Se ha demostrado esta semana en el Congreso con el intento del portavoz de Vox, Espinosa de los Monteros, de adjudicar al Gobierno la responsabilidad de disparar en España el paro, la pobreza y de provocar una recesión. Lo puso en su lugar la vicepresidenta Nadia Calviño con una intervención que ubicaba a la derecha ultraconservadora en un planeta extraño: “¿No conoce usted a ningún español real?” (ver aquí).
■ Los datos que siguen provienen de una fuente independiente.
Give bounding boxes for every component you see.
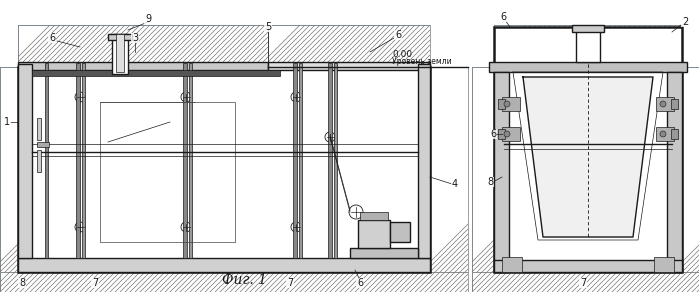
Circle shape (504, 131, 510, 137)
Bar (100, 102, 235, 242)
Text: 5: 5 (265, 22, 271, 32)
Text: 6: 6 (357, 278, 363, 288)
Circle shape (325, 132, 335, 142)
Bar (82, 63, 85, 258)
Bar (268, 62, 430, 70)
Circle shape (504, 101, 510, 107)
Polygon shape (523, 77, 653, 237)
Bar (656, 127, 674, 141)
Bar (489, 62, 687, 72)
Bar (0, 67, 18, 272)
Text: 7: 7 (580, 278, 586, 288)
Bar (32, 70, 280, 76)
Text: 3: 3 (132, 33, 138, 43)
Bar (502, 257, 522, 272)
Bar (116, 34, 124, 72)
Text: 8: 8 (487, 177, 493, 187)
Bar (498, 99, 505, 109)
Text: 7: 7 (287, 278, 293, 288)
Circle shape (181, 92, 191, 102)
Bar (18, 67, 430, 272)
Text: 6: 6 (395, 30, 401, 40)
Bar (472, 67, 494, 272)
Bar (299, 63, 302, 258)
Bar (390, 222, 410, 242)
Bar (682, 67, 699, 272)
Bar (350, 248, 418, 258)
Text: Фиг. 1: Фиг. 1 (222, 273, 268, 287)
Bar (656, 97, 674, 111)
Bar (268, 25, 430, 67)
Bar (430, 67, 468, 272)
Bar (0, 272, 468, 292)
Bar (18, 62, 268, 70)
Bar (18, 64, 32, 258)
Bar (472, 272, 699, 292)
Bar (18, 258, 430, 272)
Bar (268, 25, 430, 67)
Bar (360, 212, 388, 220)
Bar (494, 25, 682, 67)
Bar (189, 63, 192, 258)
Bar (494, 27, 682, 272)
Bar (502, 97, 520, 111)
Text: 6: 6 (490, 129, 496, 139)
Bar (18, 25, 268, 67)
Text: 2: 2 (682, 17, 688, 27)
Circle shape (181, 222, 191, 232)
Bar (108, 34, 132, 40)
Bar (0, 67, 18, 272)
Bar (430, 67, 468, 272)
Text: 9: 9 (145, 14, 151, 24)
Text: 6: 6 (49, 33, 55, 43)
Bar (494, 72, 509, 272)
Bar (334, 63, 337, 258)
Bar (112, 34, 128, 74)
Circle shape (349, 205, 363, 219)
Bar (18, 25, 268, 67)
Bar (572, 25, 604, 32)
Bar (494, 25, 682, 67)
Bar (472, 272, 699, 292)
Bar (671, 129, 678, 139)
Bar (328, 63, 332, 258)
Bar (502, 127, 520, 141)
Bar (358, 220, 390, 248)
Bar (667, 72, 682, 272)
Circle shape (660, 101, 666, 107)
Text: 7: 7 (92, 278, 98, 288)
Text: 8: 8 (19, 278, 25, 288)
Circle shape (75, 92, 85, 102)
Circle shape (75, 222, 85, 232)
Bar (671, 99, 678, 109)
Bar (37, 118, 41, 140)
Bar (576, 26, 600, 62)
Text: Уровень земли: Уровень земли (392, 57, 452, 66)
Bar (76, 63, 80, 258)
Circle shape (291, 92, 301, 102)
Circle shape (660, 131, 666, 137)
Bar (472, 67, 494, 272)
Bar (654, 257, 674, 272)
Bar (498, 129, 505, 139)
Bar (293, 63, 297, 258)
Circle shape (291, 222, 301, 232)
Bar (45, 63, 48, 258)
Text: 0.00: 0.00 (392, 50, 412, 59)
Bar (494, 260, 682, 272)
Text: 4: 4 (452, 179, 458, 189)
Text: 1: 1 (4, 117, 10, 127)
Bar (37, 150, 41, 172)
Bar (0, 272, 468, 292)
Bar (418, 64, 430, 258)
Text: 6: 6 (500, 12, 506, 22)
Bar (183, 63, 187, 258)
Bar (37, 142, 49, 147)
Bar (682, 67, 699, 272)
Es evidente que derecha y ultraderecha confían en que la distorsión y la mentira, por delicada que sea la materia sobre la que actúan, permiten que el foco principal de la conversación derive hacia el carácter peligrosísimo de la 'fórmula Frankenstein'

Parece que no. Por no conocer, ni siquiera se molestan en conocer a quienes más directamente sufrieron la pandemia, de modo que el número dos del Gobierno de Ayuso en Madrid se ha permitido incluso ejercer como portavoz de los familiares de residentes fallecidos (sin haberlos recibido una sola vez) para proclamar que ya “han superado” la pérdida, y abordar una investigación ahora sólo serviría para “reabrir heridas” y hacerles daño. Confieso que ha habido momentos en los últimos días en que había que contar hasta mil en algunos debates para no dar un puñetazo en la mesa. ¡No insulten a la inteligencia! Y menos aún a quienes más han sufrido por una gestión negligente, inmoral y probablemente ilegal de la pandemia en las residencias de Madrid, con un protocolo de la vergüenza que no se dictó (que sepamos) en ningún otro lugar ni de España ni del mundo (ver aquí).

Es evidente que la derecha y la ultraderecha confían en que la distorsión y la mentira, por delicada que sea la materia sobre la que actúan, permiten que el foco principal de la conversación siempre derive hacia el carácter peligrosísimo de la fórmula Frankenstein. Aunque los hechos contradigan la pregonada “inestabilidad”; aunque la UE estudie cómo extender a toda Europa lo que el PP ha definido como “timo ibérico” para reducir los precios energéticos; aunque los ERTE o la reforma laboral hayan demostrado una eficacia indiscutible en la protección del empleo y en la lucha contra la precariedad; aunque el plan fiscal consista en que paguen más quienes más ganan y poseen y menos quienes no llegan a fin de mes; aunque las encuestas indiquen que una mayoría de españoles apoya las medidas tomadas ante la crisis de la inflación… Lo importante es asentar entre la ciudadanía una antipatía cardíaca hacia el Gobierno Frankenstein, y muy especialmente hacia Pedro Sánchez y Yolanda Díaz.

Es obvio que este gobierno ha cometido y cometerá errores, y debería ser aún más obvio que tenemos la obligación de vigilar estrechamente al poder, lo ejerza quien lo ejerza. Pero sería ingenuo no darse cuenta de que el estado de la opinión pública sería muy diferente si –ya metidos en la caricatura– un Rubalcaba cualquiera, con la potencia mediática acostumbrada por las derechas nacionales, hubiera instalado el mensaje de que el PP y Vox sólo pueden formar un Gobierno Sleepy Hollow, ese jinete sin cabeza que vaga por el mundo dejando a su paso “cuerpos desaparecidos y calabazas llenas de podredumbre y odio”. Todo es cuestión de imponer una leyenda, por disparatada que sea. A fuerza de insistir, incluso puede hacerse pasar por “tradición”, como ocurre con las salvajadas en algunos colegios mayores.  

P.D. Si se trata de conocer a fondo problemas reales, sobre los que es aún muy insuficiente la actuación de este gobierno progresista, conviene ir al cine este fin de semana y ver En los márgenes, la primera película dirigida por Juan Diego Botto, con guion suyo y de Olga Rodríguez y protagonizada de forma magistral por Penélope Cruz y Luis Tosar. Se trata de desahucios, de abogados y activistas que se dejan la vida por los demás, de adolescentes que aprenden lo que más importa… Y todo a un ritmo de suspense, de película de acción, sin un gramo de sentimentalismo forzado. La España real, la que madruga o no puede dormir.